Mahrer: Aber das ist doch eine totale "Wag the dog"-Geschichte und NGO-Propaganda. Wir fordern nachweisbar seit Jahrzehnten Verfahrensbeschleunigungen für den Netzausbau im Strombereich, für große Projekte in der Kraftwerksinfrastruktur. Umweltschützer haben das immer wieder verhindert. Dieselben Leute, die sich jetzt auf der Straße ankleben, würden sich vermutlich auch ankleben, wenn man irgendwo damit den Bau einer 380-KV-Stromleitung verhindert. Ich finde es so superpopulistisch, dass man Ja sagt zu einer Energiewende, aber im gleichen Atemzug kein Windrad vor der Tür haben will. Oder: Wir sind für eine Energiewende, aber bei mir darf keine großflächige PV-Anlage stehen.

STANDARD: Wie sehen Sie die Aktionen der Klimakleber?

Mahrer: Die haben auch eine einfache Antwort: Ihr dogmatischer Ansatz ist, alles der Klimawende unterzuordnen. Wenn man immer über die Verhältnismäßigkeit der Mittel spricht, frage ich mich, wieso die sich die nicht vor der chinesischen oder indischen Botschaft ankleben. Oder vor Institutionen, die gegen den Ausbau von Stromleitungen sind.

STANDARD: Kernforderung der Klimakleber ist Tempo 100 auf Autobahnen. Die Experten sagen, das spart CO2 ein, ohne etwas zu kosten. Sind nicht jene radikaler, die das ablehnen?

Mahrer: Nein, überhaupt nicht. Wir brauchen auch eine Anschlussfähigkeit für politische Botschaften. Es braucht im Land einen großen Plan von einer breiten Mitte für eine breite Mitte. Den Radikalen von ganz rechts bis ganz links wird man es nie recht machen können. Aber um was es mir geht, ist, die Motivation der Menschen zu fokussieren. Die wollen eine Veränderung und bringen einen Protest zum Ausdruck, das ist in einer Demokratie in Ordnung. Aber sie setzen sich für Dinge ein, die uns nicht weiterbringen, und vergraulen damit auch Menschen, die ihre Anliegen eigentlich auch unterstützen würden.

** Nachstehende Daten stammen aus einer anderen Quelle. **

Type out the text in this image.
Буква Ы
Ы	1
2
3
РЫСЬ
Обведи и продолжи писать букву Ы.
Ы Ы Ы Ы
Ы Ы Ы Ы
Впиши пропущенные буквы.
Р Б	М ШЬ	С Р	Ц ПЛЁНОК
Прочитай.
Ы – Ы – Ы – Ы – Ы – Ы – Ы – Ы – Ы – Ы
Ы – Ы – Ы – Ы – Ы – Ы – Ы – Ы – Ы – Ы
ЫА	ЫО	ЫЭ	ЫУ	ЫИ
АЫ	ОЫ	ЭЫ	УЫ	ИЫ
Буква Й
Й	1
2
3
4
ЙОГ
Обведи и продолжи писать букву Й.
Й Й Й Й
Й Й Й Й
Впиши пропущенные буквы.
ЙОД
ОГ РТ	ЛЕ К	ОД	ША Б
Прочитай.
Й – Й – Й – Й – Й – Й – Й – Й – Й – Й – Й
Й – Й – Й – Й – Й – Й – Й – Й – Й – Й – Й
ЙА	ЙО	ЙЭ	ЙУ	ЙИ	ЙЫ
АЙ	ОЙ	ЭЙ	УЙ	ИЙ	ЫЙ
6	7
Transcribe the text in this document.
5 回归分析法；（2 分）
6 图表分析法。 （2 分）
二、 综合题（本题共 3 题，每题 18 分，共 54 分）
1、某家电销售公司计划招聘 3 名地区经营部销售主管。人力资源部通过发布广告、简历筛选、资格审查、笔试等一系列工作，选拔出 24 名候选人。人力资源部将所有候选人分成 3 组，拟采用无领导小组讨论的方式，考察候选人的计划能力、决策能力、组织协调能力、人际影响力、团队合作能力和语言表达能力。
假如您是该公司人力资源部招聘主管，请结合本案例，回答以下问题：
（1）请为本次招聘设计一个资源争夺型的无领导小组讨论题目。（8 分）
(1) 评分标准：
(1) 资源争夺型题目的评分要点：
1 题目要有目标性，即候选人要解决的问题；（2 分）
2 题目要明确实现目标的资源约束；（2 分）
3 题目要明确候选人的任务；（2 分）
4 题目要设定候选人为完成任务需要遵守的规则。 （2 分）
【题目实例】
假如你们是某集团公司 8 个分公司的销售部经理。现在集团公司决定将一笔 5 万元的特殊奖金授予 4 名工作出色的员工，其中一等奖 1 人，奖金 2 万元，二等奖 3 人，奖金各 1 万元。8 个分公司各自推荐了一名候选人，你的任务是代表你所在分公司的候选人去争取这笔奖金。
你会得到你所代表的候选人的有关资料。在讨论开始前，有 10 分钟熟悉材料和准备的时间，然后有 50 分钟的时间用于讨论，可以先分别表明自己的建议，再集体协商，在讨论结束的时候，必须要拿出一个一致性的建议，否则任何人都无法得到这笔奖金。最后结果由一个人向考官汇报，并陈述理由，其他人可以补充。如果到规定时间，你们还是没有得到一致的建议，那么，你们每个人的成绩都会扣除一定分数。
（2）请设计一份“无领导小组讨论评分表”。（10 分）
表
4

STANDARD: Sie wollen es auch erzwingen.

Mahrer: Ja, aber der Schritt zur Roten-Armee-Fraktion aus den Siebzigern ist dann nicht mehr weit. Ich habe diese ganzen Aktionen zur Beschädigung von Kunst sehr bedenklich gefunden. Da fehlt dann nicht mehr viel zur Gewalt, und das macht mir Angst. Also ab dem Zeitpunkt, wo eine Gewaltbereitschaft da ist, richtet sich das gegen den Diskurs und damit die Grundfesten unserer Demokratie.

Aktivisten der Letzten Generation überschütteten im vergangenen Herbst im Wiener Leopold-Museum das Klimt-Bild "Tod und Leben" mit Farbe. Das Bild war hinter Glas.

STANDARD: Können Sie die Klimaschützer in einem anderen Punkt beruhigen: WKO-Generalsekretär Karlheinz Kopf will die CO2-Steuer für Heizen und Sprit gleich wieder abschaffen. Sehen Sie es auch so?

Mahrer: Wir haben ausgemacht auf Regierungsebene, dass wir ein Parallelgehen mit Deutschland bei der CO2-Steuer machen. Der Grund liegt auf der Hand: Wettbewerbsfähigkeit. Die Deutschen haben die Erhöhung ihres CO2-Preises wegen steigender Energiepreise herabgesetzt. Ich würde mich gern weiter dazu kommittieren, was wir in Österreich ausgemacht haben. Machen wir einen Preis für Emissionen, aber machen wir es doch wie unser wichtigster Handelspartner. Das war eigentlich die Vereinbarung im Herbst 2021. Wir haben nicht vereinbart, dass wir jetzt die Deutschen beim CO2-Preis überholen. (In Deutschland soll der Preis 2024 bei 35 Euro je Tonne CO2 liegen, in Österreich wären es dann 45 Euro, Anm.)

STANDARD: Aber dieser Pfad beim CO2-Preis ist gesetzlich für das kommende Jahr festgeschrieben.

Mahrer: Aber die Regierung ist frei, mit einer Vorlage zu sagen: Ich passe mich an den deutschen Pfad an.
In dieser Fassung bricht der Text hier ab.